Extreme slowness launching thousands of containers on AL2023

Hi all, I’m simulating very large fleets of low resource IoT devices using containers. I’m doing this on an AWS/EC2 r7i.16xlarge instance (64 vCPU/512GB memory) running AL2023 with docker client/server version 24.0.5 and systemd v252. I’m launching 4096 containers serially.

When I first start this process, each container takes about half a second to start. But as the number of containers increases, the time to start the next container increases exponentially. Once there are about 3,000 containers running, it takes about 20 seconds to start the next one. The same thing happens on the way down when removing the containers. The machine itself is relatively lightly loaded. Overall CPU utilization is under 10% during the slowness, and there is over 400GB free memory, no swapping and light disk IO. Once the containers are up and running, everything functions as expected and the containers themselves are fast and responsive.

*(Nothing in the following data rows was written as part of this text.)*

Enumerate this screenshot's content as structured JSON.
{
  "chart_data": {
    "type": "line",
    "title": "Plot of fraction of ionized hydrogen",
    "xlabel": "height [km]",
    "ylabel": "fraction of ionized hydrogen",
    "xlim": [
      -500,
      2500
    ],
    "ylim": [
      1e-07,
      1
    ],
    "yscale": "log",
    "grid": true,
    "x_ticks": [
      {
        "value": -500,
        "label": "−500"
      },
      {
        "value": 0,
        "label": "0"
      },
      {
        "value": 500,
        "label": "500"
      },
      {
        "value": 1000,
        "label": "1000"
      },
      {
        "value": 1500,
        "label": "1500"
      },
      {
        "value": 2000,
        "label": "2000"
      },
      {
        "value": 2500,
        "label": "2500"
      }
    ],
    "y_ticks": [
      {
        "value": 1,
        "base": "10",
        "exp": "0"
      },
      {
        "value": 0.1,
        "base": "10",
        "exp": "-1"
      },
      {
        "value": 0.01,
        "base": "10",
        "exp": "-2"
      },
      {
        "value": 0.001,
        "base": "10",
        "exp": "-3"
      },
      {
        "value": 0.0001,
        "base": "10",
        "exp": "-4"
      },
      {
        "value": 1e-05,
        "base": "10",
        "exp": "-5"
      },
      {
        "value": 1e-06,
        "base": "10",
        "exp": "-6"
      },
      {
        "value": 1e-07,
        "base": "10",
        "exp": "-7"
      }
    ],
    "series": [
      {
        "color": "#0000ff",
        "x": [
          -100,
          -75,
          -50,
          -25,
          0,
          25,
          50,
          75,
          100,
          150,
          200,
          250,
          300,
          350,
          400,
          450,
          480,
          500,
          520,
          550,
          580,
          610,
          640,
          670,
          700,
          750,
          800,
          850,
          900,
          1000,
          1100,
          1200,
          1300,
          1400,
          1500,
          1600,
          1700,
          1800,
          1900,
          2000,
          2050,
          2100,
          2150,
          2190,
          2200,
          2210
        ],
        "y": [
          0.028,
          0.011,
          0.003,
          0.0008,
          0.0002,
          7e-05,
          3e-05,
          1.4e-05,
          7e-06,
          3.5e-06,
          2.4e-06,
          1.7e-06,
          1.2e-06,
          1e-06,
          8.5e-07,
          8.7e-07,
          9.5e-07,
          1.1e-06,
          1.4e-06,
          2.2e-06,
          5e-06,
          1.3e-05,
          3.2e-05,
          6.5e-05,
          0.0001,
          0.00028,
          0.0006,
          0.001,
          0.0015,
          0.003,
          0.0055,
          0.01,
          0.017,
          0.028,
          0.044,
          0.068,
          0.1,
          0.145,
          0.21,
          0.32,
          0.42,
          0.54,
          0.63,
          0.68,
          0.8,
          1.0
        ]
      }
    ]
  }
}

Digging deeper, I noticed that systemd and systemd-journal are each consuming almost a full core during launch, while the various docker* processes are consuming minimal CPU and memory. Looking further into the systemd issues with strace and perf, it seems almost all the time is spent in mem_cgroup_wb_stats in the mem_cgroup_css_rstat_flush path. I presume this is systemd attempting to collect cgroup-related stats with each cgroup change. I’ve somewhat blindly tried to work around this by using native.cgroupdriver=cgroupfs, but this is ineffective; presumably systemd is getting cgroup update events independently of docker.

I’m wondering if anyone has suggestions for easy workarounds? I’ve calculated that this machine should be able to run about 20,000 containers, but the ability to launch them efficiently is the bottleneck. Workarounds I can imagine include running docker in multiple VMs, striping the containers across a number of smaller instances, modifying systemd, etc. But all of these involve their own complexities. So if possible I’d rather be able to make efficient use of a single larger instance.

Thank you for any assistance!

  • Eric

Maybe run netdata to see other stats of the server, it seems to have a simple graph for every metric available (link, run).

From what I remember the slowness was related to either the network or published ports, but I don’t recall exactly. Or was this just for Docker Swarm… I am not sure about that either.

Though, you could raise a support ticket @AWS: Since the docker engine you run on AL is maintained and supported by AWS, and AWS happens to have experience with high workloads, you could ask them for assistance. If you got an AWS TAM, talk to them about it.